About Me


I am interested in the history of extraterritoriality and its relationship to empire, slavery, colonialism, and decolonization. My work historicizes the creation of the modern nation-state as a process shaped as much by “external” as by “internal” agents and institutions. Methodologically, I blend theorists of European state-building with Atlantic histories of slavery and abolition and U.S. approaches to “new” diplomatic history.

My article "'With What Right Are They Sending a Consul': Unauthorized Consulship, U.S. Expansion, and the Transformation of the Spanish American Empire," Journal of the Early Republic 40:1 (Spring 2020): 19-44, argues that consuls in the Spanish American Empire and the U.S. South played a crucial role in defining the rights of immigrants, the contours of citizenship and the meaning of sovereignty in the modern Atlantic world. 

In my book chapter "The consular Caribbean: consuls as agents of colonialism and decolonisation in the revolutionary Caribbean (1795–1848)," Memory, Migration and (De)Colonisation in the Caribbean and Beyond, eds. Jack Webb, Roderick Westmaas, Maria del Pilar Kaladeen and William Tantam (London: University of London Press, 2020), I explore the history of Caribbean consulship through a spectrum of social interactions involving imperial secretaries, colonial officials, slaves, women, and free people of color to suggest the “disavowed” possibilities that revolutionary consulship opened in the Age of Revolution.
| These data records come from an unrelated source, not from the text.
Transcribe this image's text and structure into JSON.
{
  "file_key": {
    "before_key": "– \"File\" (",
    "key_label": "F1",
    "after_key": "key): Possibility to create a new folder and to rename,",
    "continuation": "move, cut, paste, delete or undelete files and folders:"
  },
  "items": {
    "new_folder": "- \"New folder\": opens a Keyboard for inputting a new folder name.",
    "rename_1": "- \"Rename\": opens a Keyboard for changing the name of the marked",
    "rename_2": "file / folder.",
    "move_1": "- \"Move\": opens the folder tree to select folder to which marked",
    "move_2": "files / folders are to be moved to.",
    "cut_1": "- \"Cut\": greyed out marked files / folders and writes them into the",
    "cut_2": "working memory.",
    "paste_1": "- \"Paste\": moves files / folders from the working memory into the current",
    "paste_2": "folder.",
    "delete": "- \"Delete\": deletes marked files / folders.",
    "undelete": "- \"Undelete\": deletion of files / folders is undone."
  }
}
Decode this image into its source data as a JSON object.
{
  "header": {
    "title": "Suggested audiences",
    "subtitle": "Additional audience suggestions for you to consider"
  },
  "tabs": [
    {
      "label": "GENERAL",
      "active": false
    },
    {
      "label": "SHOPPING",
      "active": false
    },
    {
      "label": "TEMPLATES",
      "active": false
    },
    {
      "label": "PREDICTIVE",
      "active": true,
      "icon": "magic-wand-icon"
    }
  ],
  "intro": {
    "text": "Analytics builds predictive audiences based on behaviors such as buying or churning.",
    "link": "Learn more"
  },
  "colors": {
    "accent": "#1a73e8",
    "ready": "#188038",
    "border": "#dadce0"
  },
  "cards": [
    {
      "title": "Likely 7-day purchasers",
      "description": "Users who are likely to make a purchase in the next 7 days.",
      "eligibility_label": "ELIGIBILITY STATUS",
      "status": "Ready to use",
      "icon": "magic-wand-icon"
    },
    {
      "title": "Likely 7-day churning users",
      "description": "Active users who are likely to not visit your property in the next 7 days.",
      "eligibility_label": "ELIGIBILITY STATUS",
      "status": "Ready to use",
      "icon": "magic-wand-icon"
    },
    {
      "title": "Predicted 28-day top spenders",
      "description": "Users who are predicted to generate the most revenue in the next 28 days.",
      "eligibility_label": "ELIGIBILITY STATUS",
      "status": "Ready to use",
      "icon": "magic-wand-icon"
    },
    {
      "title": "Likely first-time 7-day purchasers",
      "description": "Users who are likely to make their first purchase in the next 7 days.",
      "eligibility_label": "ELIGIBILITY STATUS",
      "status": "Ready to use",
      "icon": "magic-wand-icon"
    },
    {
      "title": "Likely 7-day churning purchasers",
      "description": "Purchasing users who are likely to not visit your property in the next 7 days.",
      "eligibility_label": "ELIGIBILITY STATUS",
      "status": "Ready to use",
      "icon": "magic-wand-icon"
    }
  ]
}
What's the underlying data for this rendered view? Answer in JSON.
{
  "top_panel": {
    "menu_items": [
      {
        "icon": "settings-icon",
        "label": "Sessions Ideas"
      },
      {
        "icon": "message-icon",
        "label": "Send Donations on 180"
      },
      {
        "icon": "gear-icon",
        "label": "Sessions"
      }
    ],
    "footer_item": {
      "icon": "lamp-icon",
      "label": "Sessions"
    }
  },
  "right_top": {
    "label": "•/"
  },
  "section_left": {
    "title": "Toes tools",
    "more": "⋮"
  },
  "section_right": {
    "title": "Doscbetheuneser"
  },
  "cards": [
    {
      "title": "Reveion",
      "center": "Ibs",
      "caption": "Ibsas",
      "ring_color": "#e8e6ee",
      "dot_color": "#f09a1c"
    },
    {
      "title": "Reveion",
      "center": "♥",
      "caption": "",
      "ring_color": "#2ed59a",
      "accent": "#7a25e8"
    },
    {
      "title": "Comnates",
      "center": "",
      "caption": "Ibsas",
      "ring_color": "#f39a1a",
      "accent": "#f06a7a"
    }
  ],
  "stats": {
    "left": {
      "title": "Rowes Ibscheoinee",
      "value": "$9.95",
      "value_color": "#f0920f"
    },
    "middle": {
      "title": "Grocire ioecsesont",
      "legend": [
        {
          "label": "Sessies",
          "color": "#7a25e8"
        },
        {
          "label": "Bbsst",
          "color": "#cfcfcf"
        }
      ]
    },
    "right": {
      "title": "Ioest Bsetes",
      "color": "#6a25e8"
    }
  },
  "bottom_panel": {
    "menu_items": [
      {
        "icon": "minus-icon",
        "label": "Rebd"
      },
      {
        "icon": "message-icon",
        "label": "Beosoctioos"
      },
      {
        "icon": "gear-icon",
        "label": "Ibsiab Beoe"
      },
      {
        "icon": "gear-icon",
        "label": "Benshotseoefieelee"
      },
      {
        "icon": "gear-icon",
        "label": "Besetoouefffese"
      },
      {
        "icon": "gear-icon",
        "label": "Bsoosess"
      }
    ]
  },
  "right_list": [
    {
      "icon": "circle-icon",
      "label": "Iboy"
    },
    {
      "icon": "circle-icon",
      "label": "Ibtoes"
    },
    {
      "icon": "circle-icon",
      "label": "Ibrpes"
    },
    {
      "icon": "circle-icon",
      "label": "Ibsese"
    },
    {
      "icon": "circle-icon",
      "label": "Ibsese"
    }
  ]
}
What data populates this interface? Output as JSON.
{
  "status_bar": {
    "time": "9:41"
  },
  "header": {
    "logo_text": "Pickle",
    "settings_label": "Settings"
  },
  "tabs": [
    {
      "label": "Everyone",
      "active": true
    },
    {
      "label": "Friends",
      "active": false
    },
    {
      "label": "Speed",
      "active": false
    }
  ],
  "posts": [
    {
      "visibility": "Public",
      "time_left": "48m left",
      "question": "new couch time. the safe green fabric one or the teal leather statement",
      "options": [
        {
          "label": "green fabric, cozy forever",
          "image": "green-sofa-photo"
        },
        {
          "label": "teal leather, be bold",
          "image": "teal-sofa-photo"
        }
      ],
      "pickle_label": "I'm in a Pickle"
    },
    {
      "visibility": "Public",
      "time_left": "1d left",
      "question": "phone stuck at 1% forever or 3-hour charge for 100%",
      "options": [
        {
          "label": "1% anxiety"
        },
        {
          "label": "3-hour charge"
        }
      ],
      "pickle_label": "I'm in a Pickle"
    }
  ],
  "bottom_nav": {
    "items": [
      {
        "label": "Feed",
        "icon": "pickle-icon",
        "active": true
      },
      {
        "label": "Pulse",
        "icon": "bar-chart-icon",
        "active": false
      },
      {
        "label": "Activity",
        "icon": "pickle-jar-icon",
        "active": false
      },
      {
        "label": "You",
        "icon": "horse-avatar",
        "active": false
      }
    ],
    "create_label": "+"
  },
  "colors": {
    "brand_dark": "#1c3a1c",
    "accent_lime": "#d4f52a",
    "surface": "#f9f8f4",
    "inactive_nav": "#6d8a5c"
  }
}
My second article  "'Insurgentes, self-styled Patriots': Consuls, Privateers, Slavers, and Mariners in the Making of the Privateering Archipelago," Journal of Global Slavery 5:3 (Fall 2020), interrogates the links between consulship, slaving, and insurgent privateering from Boston to Buenos Aires to provide an integrated account of the entangled history of slave trade abolition and state-building in the Age of Revolution.

My third article, "Miranda in the Balkans: decadent despotism, consulship, and the making of a south-eastern revolutionary in the Age of Revolution," Journal of Global History 16:3 (2021): 375-394, interprets the forgotten trip of the precursor of Latin American independence, Francisco de Miranda, to the Ottoman Balkans as a crucial inflection point in both his revolutionary career and in the history of the global Age of Revolution.

In a forthcoming article entitled "Jacksonian Consular Reform and the Forging of America’s First Global Bureaucracy," Journal of Policy History 33:4 (Fall 2021), I challenge Max Weber's model of state-building by interpreting the modernization of the U.S. consular service at the intersection of global debates on consulship and the Jacksonian "war on privilege." Ultimately, I argue, the Jacksonian reform vision of an egalitarian and loyal consular officialdom prevailed over the old mercantile model of consulship as a promoter of national prestige and commercial expertise, but only after protégé consuls successfully exploited merchant-consuls’ perceived inability to compete with the salaried European officials across the sister-republics of the southwestern hemisphere.

In my last article entitled "Consular Recognition, Partial Neutrality, and the Making of Modern Atlantic Diplomacy (1776–1825)" (forthcoming at Diplomatic History, 2022), I show how Latin American revolutionaries used fluid ideas and practices of consular authority to promote their newly acquired national sovereignty and reshape the contours of international law.

My last project is an interdisciplinary collaboration with Dr. Milen Ivanov and Dr. Cyrus Peterpaul, both Brown mathematics alumni, entitled Mapping the Early American Foreign Service  (http://eafsmap.org/). Using new software development and mapping technology, and building on the work of Jean Bauer and Walter Burges Smith, this interdisciplinary project contains three different components, an academic article in process, a comprehensive database on the early U.S. Foreign Service, and an interactive digital map. The aim of Mapping the Early American Foreign Service is to be the most comprehensive analytical and interdisciplinary project on the entire early U.S. Foreign Service, from the American Revolution to the Civil War.